When mapped according to Euroscepticism, sharp geographical divides are easy to spot. Indeed, it is possible to locate the national boundaries between Scotland, England and Wales and the locations of major cities almost purely by Euroscepticism alone (barring Oxfordshire).
The top ten most Eurosceptic areas in the UK (dark red) are all in England, whereas the top ten most Europhile (dark green) are split between Scotland, Wales and London.
But despite calls from the Scottish National Party’s (SNP’s) leader, Nicola Sturgeon, for a second referendum on independence —should Scotland be dragged out of the EU by the rest of the country— it appears that the main body of support for a Remain vote is not coming from Scottish nationalists.
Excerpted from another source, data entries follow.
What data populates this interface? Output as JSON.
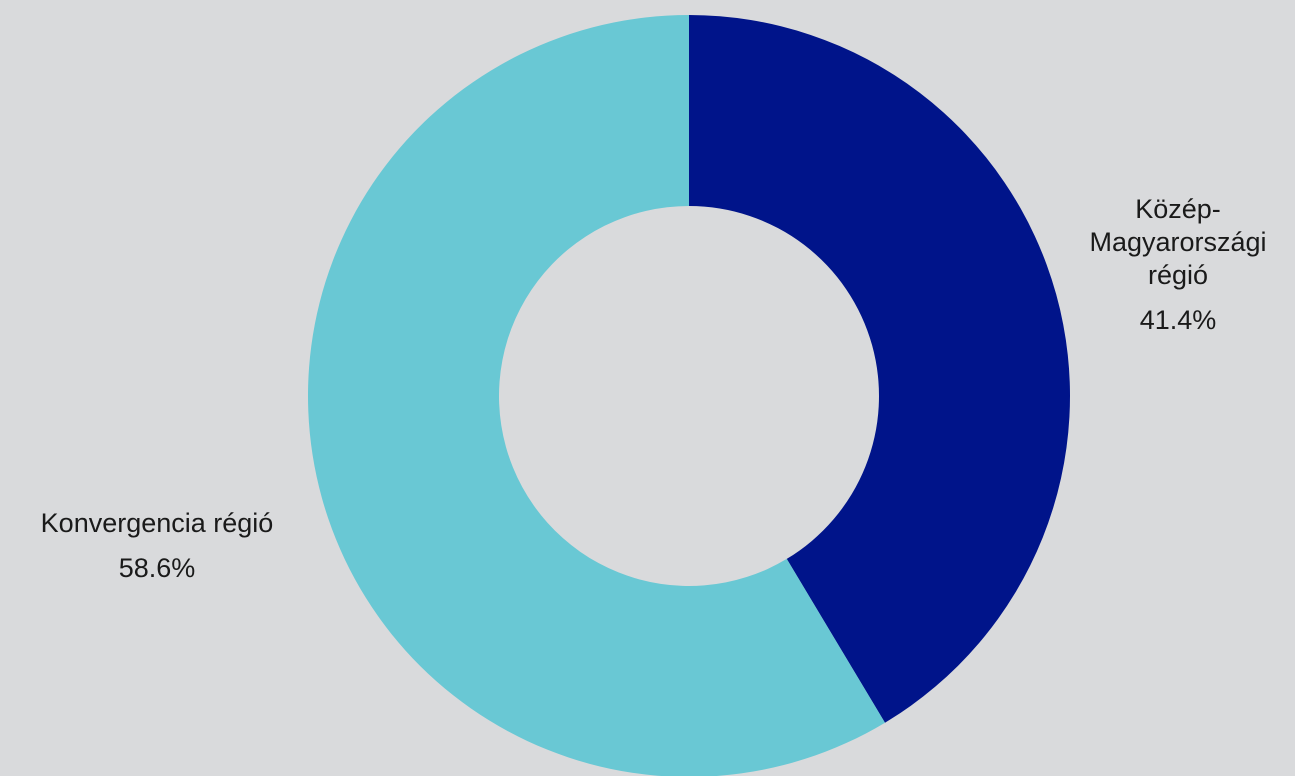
{
  "chart_data": {
    "type": "pie",
    "donut": true,
    "title": "",
    "slices": [
      {
        "name_lines": [
          "Közép-",
          "Magyarországi",
          "régió"
        ],
        "value": 41.4,
        "value_label": "41.4%",
        "color": "#00148a"
      },
      {
        "name_lines": [
          "Konvergencia régió"
        ],
        "value": 58.6,
        "value_label": "58.6%",
        "color": "#69c8d4"
      }
    ],
    "start_angle": "top",
    "direction": "clockwise",
    "legend": "none",
    "background": "#d9dadc"
  }
}
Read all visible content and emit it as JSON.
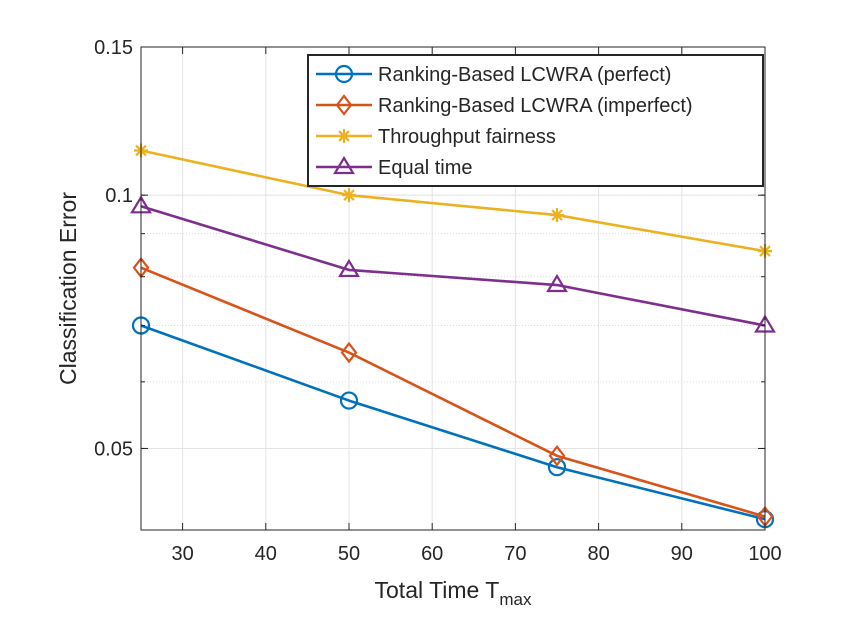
{
  "chart_data": {
    "type": "line",
    "title": "",
    "xlabel": "Total Time T",
    "xlabel_subscript": "max",
    "ylabel": "Classification Error",
    "x": [
      25,
      50,
      75,
      100
    ],
    "xlim": [
      25,
      100
    ],
    "ylim": [
      0.04,
      0.15
    ],
    "yscale": "log",
    "grid": true,
    "minor_grid": true,
    "legend_position": "top-right",
    "xticks": [
      30,
      40,
      50,
      60,
      70,
      80,
      90,
      100
    ],
    "xtick_labels": [
      "30",
      "40",
      "50",
      "60",
      "70",
      "80",
      "90",
      "100"
    ],
    "yticks": [
      0.05,
      0.1,
      0.15
    ],
    "ytick_labels": [
      "0.05",
      "0.1",
      "0.15"
    ],
    "series": [
      {
        "name": "Ranking-Based LCWRA (perfect)",
        "marker": "circle",
        "color": "#0072BD",
        "values": [
          0.07,
          0.057,
          0.0475,
          0.0412
        ]
      },
      {
        "name": "Ranking-Based LCWRA (imperfect)",
        "marker": "diamond",
        "color": "#D95319",
        "values": [
          0.082,
          0.065,
          0.049,
          0.0415
        ]
      },
      {
        "name": "Throughput fairness",
        "marker": "asterisk",
        "color": "#EDB120",
        "values": [
          0.113,
          0.1,
          0.0947,
          0.0858
        ]
      },
      {
        "name": "Equal time",
        "marker": "triangle",
        "color": "#7E2F8E",
        "values": [
          0.097,
          0.0815,
          0.0782,
          0.07
        ]
      }
    ]
  }
}
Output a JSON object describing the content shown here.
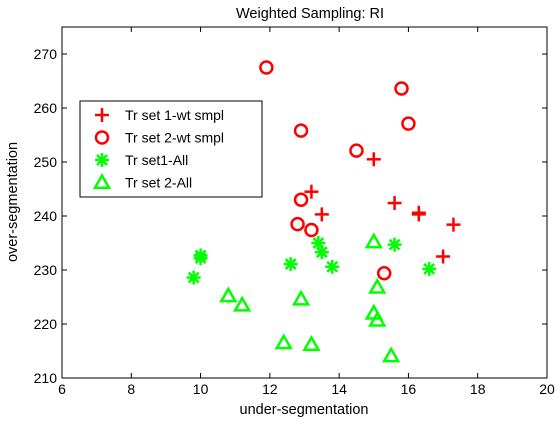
{
  "chart_data": {
    "type": "scatter",
    "title": "Weighted Sampling: RI",
    "xlabel": "under-segmentation",
    "ylabel": "over-segmentation",
    "xlim": [
      6,
      20
    ],
    "ylim": [
      210,
      275
    ],
    "xticks": [
      6,
      8,
      10,
      12,
      14,
      16,
      18,
      20
    ],
    "yticks": [
      210,
      220,
      230,
      240,
      250,
      260,
      270
    ],
    "grid": false,
    "legend_position": "upper-left",
    "series": [
      {
        "name": "Tr set 1-wt smpl",
        "marker": "plus",
        "color": "#ff0000",
        "points": [
          [
            13.2,
            244.5
          ],
          [
            13.5,
            240.3
          ],
          [
            15.0,
            250.5
          ],
          [
            15.6,
            242.4
          ],
          [
            16.3,
            240.6
          ],
          [
            16.3,
            240.3
          ],
          [
            17.0,
            232.5
          ],
          [
            17.3,
            238.4
          ]
        ]
      },
      {
        "name": "Tr set 2-wt smpl",
        "marker": "circle",
        "color": "#ff0000",
        "points": [
          [
            11.9,
            267.5
          ],
          [
            12.9,
            255.8
          ],
          [
            12.9,
            243.0
          ],
          [
            12.8,
            238.5
          ],
          [
            13.2,
            237.4
          ],
          [
            14.5,
            252.1
          ],
          [
            15.8,
            263.6
          ],
          [
            16.0,
            257.1
          ],
          [
            15.3,
            229.4
          ]
        ]
      },
      {
        "name": "Tr set1-All",
        "marker": "asterisk",
        "color": "#00ff00",
        "points": [
          [
            9.8,
            228.6
          ],
          [
            10.0,
            232.2
          ],
          [
            10.0,
            232.7
          ],
          [
            12.6,
            231.1
          ],
          [
            13.4,
            235.0
          ],
          [
            13.5,
            233.3
          ],
          [
            13.8,
            230.6
          ],
          [
            15.6,
            234.7
          ],
          [
            16.6,
            230.2
          ]
        ]
      },
      {
        "name": "Tr set 2-All",
        "marker": "triangle",
        "color": "#00ff00",
        "points": [
          [
            10.8,
            225.2
          ],
          [
            11.2,
            223.5
          ],
          [
            12.4,
            216.5
          ],
          [
            12.9,
            224.6
          ],
          [
            13.2,
            216.2
          ],
          [
            15.0,
            235.2
          ],
          [
            15.1,
            226.8
          ],
          [
            15.0,
            222.0
          ],
          [
            15.1,
            220.7
          ],
          [
            15.5,
            214.1
          ]
        ]
      }
    ]
  }
}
A 2014 Survation poll found that those who backed an Independent Scotland in that year’s referendum on the matter were almost evenly split on the question of whether or not to leave the EU. By contrast, those who wanted to see Scotland remain part of the UK also favoured remaining in the EU by nearly two to one.
A pair of SNP supporters have today launched a concerted campaign to persuade Scottish voters to back Brexit, reasoning that those who want to see an independent Scotland, able to run her own affairs, ought want also to see an independent Britain.
“I joined the SNP 50 years ago to fight for independence, now I’m being asked to vote against it,” campaigner Don Morrison told STV.
“Inside the EU we have zero say and unelected officials govern our country. I want to see an independent Scotland, where we can govern ourselves and make our own decisions — that simply isn’t possible within the European Union.
“I can’t for the life of me understand why the SNP, who said we can do it during the independence referendum, are now saying we can’t be successful outside the European Union. What is the point in securing independence from Westminster just to hand it over to Brussels?”
His co-campaigner David Robertson added: “As an SNP supporter, I want to see the Scottish Parliament, and our elected Scottish politicians make the decisions. I don’t understand why we’re being asked to vote against more powers for the Scottish Parliament.
“Nicola [Sturgeon, Scotland’s First Minister] and our SNP government in Scotland could have more control if we left, yet they don’t seem to want it.”